Switzerland was one of the seventeen nations that competed at the inaugural Summer Paralympic Games in 1960 held in Rome, Italy, from September 19 to 24, 1960. Preparations for the Games began two years prior in 1958 to stage what was at the time called the 9th Annual International Stoke Mandeville Games. The team finished thirteenth in the medal table with a total of four medals, one gold and three silver. The Swiss team consisted of two athletes: Denis Favre, a man who competed in athletics and swimming events, and Simone Knusli, a woman who competed in swimming.
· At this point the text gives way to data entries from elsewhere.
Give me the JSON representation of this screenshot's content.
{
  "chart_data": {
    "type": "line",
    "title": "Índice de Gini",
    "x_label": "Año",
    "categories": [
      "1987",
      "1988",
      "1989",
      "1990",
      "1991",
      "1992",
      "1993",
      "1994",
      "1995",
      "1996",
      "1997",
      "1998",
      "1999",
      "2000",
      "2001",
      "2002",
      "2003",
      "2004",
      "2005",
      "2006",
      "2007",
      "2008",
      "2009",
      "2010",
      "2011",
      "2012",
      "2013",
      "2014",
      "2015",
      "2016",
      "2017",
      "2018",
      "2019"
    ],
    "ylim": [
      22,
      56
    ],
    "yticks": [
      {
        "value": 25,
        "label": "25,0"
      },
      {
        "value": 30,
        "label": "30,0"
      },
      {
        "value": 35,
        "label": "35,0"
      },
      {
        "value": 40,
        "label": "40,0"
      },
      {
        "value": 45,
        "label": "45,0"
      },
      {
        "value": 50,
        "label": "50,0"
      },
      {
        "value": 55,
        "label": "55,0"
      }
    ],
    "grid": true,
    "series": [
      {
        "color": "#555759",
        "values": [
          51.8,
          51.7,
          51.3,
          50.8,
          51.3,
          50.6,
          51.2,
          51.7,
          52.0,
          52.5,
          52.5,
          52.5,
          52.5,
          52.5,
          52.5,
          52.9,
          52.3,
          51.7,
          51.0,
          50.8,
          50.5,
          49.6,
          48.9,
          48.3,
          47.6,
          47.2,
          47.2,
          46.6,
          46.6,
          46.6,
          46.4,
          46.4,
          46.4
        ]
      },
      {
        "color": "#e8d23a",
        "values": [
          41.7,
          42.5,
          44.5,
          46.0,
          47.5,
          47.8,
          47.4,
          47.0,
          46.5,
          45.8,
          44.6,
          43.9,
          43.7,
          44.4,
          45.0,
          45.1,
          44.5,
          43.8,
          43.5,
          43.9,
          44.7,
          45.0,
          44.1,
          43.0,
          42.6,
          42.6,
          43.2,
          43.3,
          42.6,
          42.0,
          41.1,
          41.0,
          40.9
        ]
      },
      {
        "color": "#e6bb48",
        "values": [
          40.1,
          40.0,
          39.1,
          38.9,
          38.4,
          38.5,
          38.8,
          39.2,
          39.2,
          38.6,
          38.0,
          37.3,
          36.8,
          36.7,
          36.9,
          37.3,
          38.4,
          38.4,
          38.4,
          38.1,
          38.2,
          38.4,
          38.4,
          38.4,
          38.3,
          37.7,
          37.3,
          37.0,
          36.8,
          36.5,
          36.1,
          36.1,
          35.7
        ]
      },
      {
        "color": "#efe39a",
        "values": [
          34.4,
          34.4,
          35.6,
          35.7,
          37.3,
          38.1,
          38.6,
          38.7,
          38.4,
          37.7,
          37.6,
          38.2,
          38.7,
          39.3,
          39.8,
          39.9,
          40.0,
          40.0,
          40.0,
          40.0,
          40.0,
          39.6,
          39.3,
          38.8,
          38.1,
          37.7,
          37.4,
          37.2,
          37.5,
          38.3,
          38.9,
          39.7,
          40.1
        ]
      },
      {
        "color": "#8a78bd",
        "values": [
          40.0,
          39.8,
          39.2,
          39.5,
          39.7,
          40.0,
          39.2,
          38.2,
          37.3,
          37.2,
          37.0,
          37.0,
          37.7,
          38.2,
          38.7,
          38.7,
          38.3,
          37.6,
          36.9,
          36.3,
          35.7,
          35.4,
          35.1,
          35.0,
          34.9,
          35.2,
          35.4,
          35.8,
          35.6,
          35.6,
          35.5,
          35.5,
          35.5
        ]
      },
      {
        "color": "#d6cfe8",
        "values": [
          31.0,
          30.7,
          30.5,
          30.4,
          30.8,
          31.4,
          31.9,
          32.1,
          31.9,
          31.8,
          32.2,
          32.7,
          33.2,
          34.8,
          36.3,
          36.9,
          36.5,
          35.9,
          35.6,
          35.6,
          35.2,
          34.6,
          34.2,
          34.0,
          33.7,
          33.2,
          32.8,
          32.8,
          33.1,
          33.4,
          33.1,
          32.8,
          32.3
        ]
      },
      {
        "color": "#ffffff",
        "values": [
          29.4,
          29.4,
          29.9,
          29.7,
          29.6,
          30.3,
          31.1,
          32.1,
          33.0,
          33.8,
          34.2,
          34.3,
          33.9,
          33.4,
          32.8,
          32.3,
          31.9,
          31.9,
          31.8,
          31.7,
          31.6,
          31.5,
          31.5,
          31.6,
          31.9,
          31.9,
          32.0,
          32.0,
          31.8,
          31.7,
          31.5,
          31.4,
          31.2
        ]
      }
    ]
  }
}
==Disability classifications==

Athletes at the first Paralympics in 1960 were all afflicted by spinal cord injuries and required the use of a wheelchair. This is in contrast to later Paralympics that include events for participants that fit into any of five different disability categories; amputation, either congenital or sustained through injury or illness; cerebral palsy; wheelchair athletes; visual impairment, including blindness; Les autres, any physical disability that does not fall strictly under one of the other categories, for example dwarfism or multiple sclerosis. Each Paralympic sport then has its own classifications, dependent upon the specific physical demands of competition. Events are given a code, made of numbers and letters, describing the type of event and classification of the athletes competing.

==Medalists==

| Medal | Name | Sport | Event |
|---|---|---|---|
| Gold | Denis Favre | Swimming | Men's 50m crawl complete class 5 |
| Silver | Denis Favre | Athletics | Men's javelin throw C |
| Silver | Denis Favre | Athletics | Men's shot put C |
| Silver | Simone Knusli | Swimming | Women's 25m breaststroke complete class 2 |

==Athletics==

Denis Favre took part in two field events; the men's javelin C and the men's shot put C. In the javelin Favre threw 21.71 metres to win the silver medal; gold was won by Enzo Santini of host nation Italy, who threw 22.90 metres, and the bronze medal went to Hepple of Great Britain. Favre also won the silver medal in the shot put; his distance of 8.05 metres split the American pair of Ron Stein and Welger who took gold and bronze medals with distances of 10.13 metres and 7.77 metres respectively.

==Swimming==

Both of the Swiss athletes took part in a swimming event at the Games. Each won a medal as their events contained only three competitors. Denis Favre won the gold medal in the men's 50 metres crawl complete class 5, beating his nearest rival Sznitowski of Argentina by 0.2 seconds. In the women's 25 metres breaststroke complete class 2 Simone Knusli won the silver medal after finishing 2.1 seconds behind the winner of the event, Great Britain's Susan Masham.